Anyone heading for the hills needs to gear up for winter. Photo: MCofS

Anyone heading for the hills needs to gear up for winter. Photo: MCofS

What’s in your rucksack? That’s the question mountain experts are asking hillgoers in Scotland with the onset of the main winter season.

The Mountaineering Council of Scotland said walkers, climbers and mountaineers need to ‘winterise’ their kit now true winter conditions have set in.

The council’s mountain safety adviser Heather Morning said: “Shorter daylight hours, dropping temperatures and the first dusting of snow on the hill are all good indicators that it is time to think about extra kit in your rucksack.

“It’s easy to get caught out after the clocks change, especially as routes will take longer than expected in winter conditions and many people will end up finishing their route in the dark, so a head torch and spare batteries are crucial.”

As the representative body for Scotland’s hillwalkers, climbers and mountaineers, the MCofS said it campaigns to ensure its 12,500 members and all those who enjoy Scottish mountains are responsible, informed and self-reliant.

Ms Morning said: “If you are heading out on the higher tops, now is the time to add crampons, rigid boots to accommodate them, an ice-axe and spare essentials such as hats and winter gloves to your essential kit list.”

Temperatures at 1,000m at least 10C lower than at sea level at this time of year, and will feel even lower through the effect of any windchill.

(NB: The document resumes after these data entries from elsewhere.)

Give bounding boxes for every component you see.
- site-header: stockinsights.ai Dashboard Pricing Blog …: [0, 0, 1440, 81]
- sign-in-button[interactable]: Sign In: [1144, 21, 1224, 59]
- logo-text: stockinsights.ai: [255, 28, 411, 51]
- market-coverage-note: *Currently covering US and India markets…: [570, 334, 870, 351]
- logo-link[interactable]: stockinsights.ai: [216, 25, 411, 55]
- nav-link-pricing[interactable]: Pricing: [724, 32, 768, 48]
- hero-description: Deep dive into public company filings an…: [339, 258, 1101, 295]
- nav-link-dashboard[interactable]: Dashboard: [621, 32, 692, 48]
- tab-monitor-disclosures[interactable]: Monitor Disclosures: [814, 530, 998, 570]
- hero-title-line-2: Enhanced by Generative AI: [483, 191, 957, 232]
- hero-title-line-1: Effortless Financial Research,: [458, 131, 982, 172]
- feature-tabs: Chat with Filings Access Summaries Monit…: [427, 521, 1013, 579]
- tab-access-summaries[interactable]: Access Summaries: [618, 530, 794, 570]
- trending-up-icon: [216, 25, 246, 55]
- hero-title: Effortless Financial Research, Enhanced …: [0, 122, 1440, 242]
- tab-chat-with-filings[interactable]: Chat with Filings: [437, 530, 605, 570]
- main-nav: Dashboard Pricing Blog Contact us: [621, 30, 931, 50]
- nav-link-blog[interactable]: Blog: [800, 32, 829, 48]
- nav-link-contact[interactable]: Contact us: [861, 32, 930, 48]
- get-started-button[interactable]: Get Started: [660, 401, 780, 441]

The MCofS said many underestimate how quickly they can feel the cold, which can turn to hypothermia within less than an hour. Extra layers are essential, such as a synthetic duvet jacket, and an emergency bivvy bag stored in the bottom of a rucksack is highly recommended, in case you have to be stationary on the hill for any length of time.

The council said those who head to the hills with friends or as part of a group are advised to invest in a lightweight, nylon group shelter. “This can provide a snug spot for lunch if the weather is poor and a vital refuge if someone in your party is injured and you are waiting for help to arrive,” the MCofS said.

Each winter the MCofS reaches out to the wider mountaineering community, teaming up with outdoor shops across the country to offer a series of free winter mountain skills talks. 11 talks are held at venues from Inverness to Edinburgh, designed to give a taster of essential skills for novices and a refresher for seasoned mountaineers.

Ms Morning said: “We find that an effective way to get the message out to less experienced mountain lovers or those who want to progress from summer hillwalking to winter mountaineering, is to reach them through our free-to-attend talks.

“Dealing with winter conditions and avalanche avoidance isn’t just a case of buying all the right gear,” she said. “The right knowledge and experience is crucial.”

The MCofS also run a number of subsidised winter mountain skills training courses, and provides further guidance and skills videos. More details are on the MCofS website.